Though the military pact has been warning of a new energy threat as of late.
Understanding the growing implications of hybrid warfare is becoming imperative for all of the member states, says NATO. Paired with conventional use of force, hybrid warfare encapsulates more multi-faceted and intractable challenges that democracies are being forced to combat. Disinformation, cyber attacks, and economic pressure are seen as below the threshold for armed conflict. When used in conjunction and coordination, these methods and others are designed to sow discord and may even cause an insurrection. This was exemplified on January 6 in Washington, D.C., when the Capitol building was attacked by a violent mob of, acting on misinformation that the election was rigged and/or stolen, a lie promulgated not by foreign state adversaries, but by the former president.

Hybrid threats are unlike historical tales of powerful dictators or colonialism. In concert, the
tools currently being implemented by agitators are meant to incite chaos from every direction and undermine the integrity of good governance. In concert, coordinated hybrid attacks can uproot Western values of democracy and cause swaths of violence. Hybrid warfare poses a risk to not only the body politic of a nation but also its efficacy to engage in the international community to combat global challenges. The most experienced actor in implementing hybrid warfare is Russia, having utilized the concepts of hybrid warfare to create pretexts for violence and subverting Western interests for years. Most notably and possibly the most impactful use was Moscow’s interference in the 2016 U.S. election, which resulted in widespread disinformation spread to millions of American voters.

Hybrid warfare has also been used to wrest control of economic markets from foreign nations. In 2006 and 2009, Russia overtly “shut off the lights” in Ukraine, cutting off natural gas supplies until the government agreed to pay a higher rate for the Russian imported gas. Similar and less overt tactics have been utilized throughout Eastern Europe to tighten dependence on the Kremlin for energy needs. Support of anti-fracking campaigns in Romania and Bulgaria was linked to Russian energy companies in 2014, an effort to stifle energy independence there. Similar overt influence has been used in Hungary to build the €12 billion Nord Stream II pipeline and in cyberattacks against German energy companies in 2018 and 2020.

Other such malign attacks to dominate energy markets have occurred throughout the West, most recently the SolarWinds hack in the U.S., the largest cybersecurity breach in American history. Forging a climate-driven, diplomacy-first foreign policy will be all but impossible for Biden in a global landscape filled with a menagerie of disinformation tools and growing Russian control of energy markets. Investing in renewable energies inherently contributes to the energy independence of a country. Mitigating the effects of climate change while also reducing Moscow’s share of the energy market in Europe is an easy decision for the U.S. and EU to cooperate on. Revamping the transatlantic bloc to fight climate change can redevelop Western security and, at last, create climate security.

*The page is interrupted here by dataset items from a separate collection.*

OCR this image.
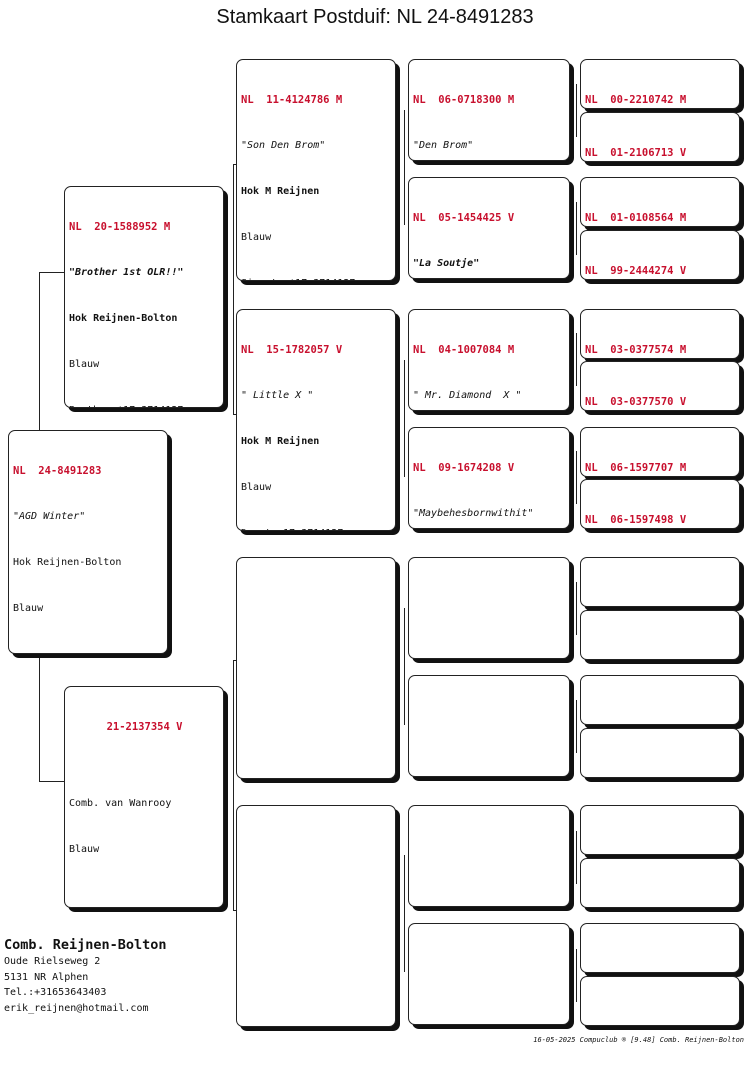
Stamkaart Postduif: NL 24-8491283

NL  24-8491283

"AGD Winter"

Hok Reijnen-Bolton

Blauw

NL  20-1588952 M

"Brother 1st OLR!!"

Hok Reijnen-Bolton

Blauw

21-2137354 V

Comb. van Wanrooy

Blauw

NL  11-4124786 M

"Son Den Brom"

Hok M Reijnen

Blauw

NL  15-1782057 V

" Little X "

Hok M Reijnen

Blauw

NL  06-0718300 M

"Den Brom"

NL  05-1454425 V

"La Soutje"

NL  04-1007084 M

" Mr. Diamond  X "

NL  09-1674208 V

"Maybehesbornwithit"

NL  00-2210742 M

NL  01-2106713 V

NL  01-0108564 M

NL  99-2444274 V

NL  03-0377574 M

NL  03-0377570 V

NL  06-1597707 M

NL  06-1597498 V

Comb. Reijnen-Bolton
Oude Rielseweg 2
5131 NR Alphen
Tel.:+31653643403
erik_reijnen@hotmail.com
16-05-2025 Compuclub ® [9.48] Comb. Reijnen-Bolton
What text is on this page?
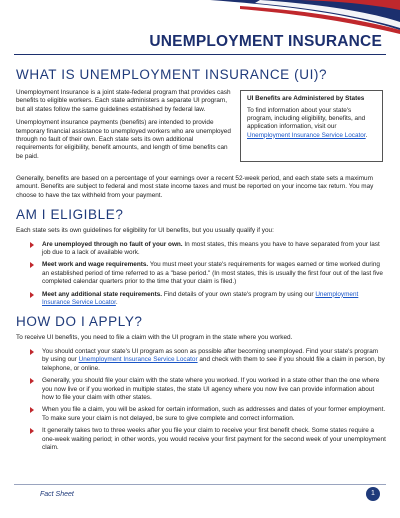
UNEMPLOYMENT INSURANCE
WHAT IS UNEMPLOYMENT INSURANCE (UI)?

Unemployment Insurance is a joint state-federal program that provides cash benefits to eligible workers. Each state administers a separate UI program, but all states follow the same guidelines established by federal law.

Unemployment insurance payments (benefits) are intended to provide temporary financial assistance to unemployed workers who are unemployed through no fault of their own. Each state sets its own additional requirements for eligibility, benefit amounts, and length of time benefits can be paid.

UI Benefits are Administered by States
To find information about your state's program, including eligibility, benefits, and application information, visit our Unemployment Insurance Service Locator.

Generally, benefits are based on a percentage of your earnings over a recent 52-week period, and each state sets a maximum amount. Benefits are subject to federal and most state income taxes and must be reported on your income tax return. You may choose to have the tax withheld from your payment.

AM I ELIGIBLE?

Each state sets its own guidelines for eligibility for UI benefits, but you usually qualify if you:

Are unemployed through no fault of your own. In most states, this means you have to have separated from your last job due to a lack of available work.
Meet work and wage requirements. You must meet your state's requirements for wages earned or time worked during an established period of time referred to as a "base period." (In most states, this is usually the first four out of the last five completed calendar quarters prior to the time that your claim is filed.)
Meet any additional state requirements. Find details of your own state's program by using our Unemployment Insurance Service Locator.
HOW DO I APPLY?

To receive UI benefits, you need to file a claim with the UI program in the state where you worked.

You should contact your state's UI program as soon as possible after becoming unemployed. Find your state's program by using our Unemployment Insurance Service Locator and check with them to see if you should file a claim in person, by telephone, or online.
Generally, you should file your claim with the state where you worked. If you worked in a state other than the one where you now live or if you worked in multiple states, the state UI agency where you now live can provide information about how to file your claim with other states.
When you file a claim, you will be asked for certain information, such as addresses and dates of your former employment. To make sure your claim is not delayed, be sure to give complete and correct information.
It generally takes two to three weeks after you file your claim to receive your first benefit check. Some states require a one-week waiting period; in other words, you would receive your first payment for the second week of your unemployment claim.
Fact Sheet	1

Making it happen is a different story.

The U.S. is returning to the world stage after four years to find a neglected NATO and a
disjointed EU with member states inching away from democracy, also as a result of Russian
influence. Over the past decade, the proliferation of hybrid warfare has conjoined these issues of disinformation, weakening democracies, and corrupted energy markets into a solid bloc, making once simply acrimonious diplomatic feats all the more challenging for the West to accomplish.

To fight a hybrid war, Biden must invest in existing diplomatic and military infrastructure, targeting groups of states particularly at risk for malign influence, such as the Balkans. Utilizing NATO, USAID, and various arms of the EU, Biden can expand on his commitment to fight corruption and support green infrastructure across Eastern Europe. Driving new, green industry in places like the Balkans, typically ranking last in European economic metrics, would be a welcomed development strategy by creating more energy independence in the region while fighting climate change.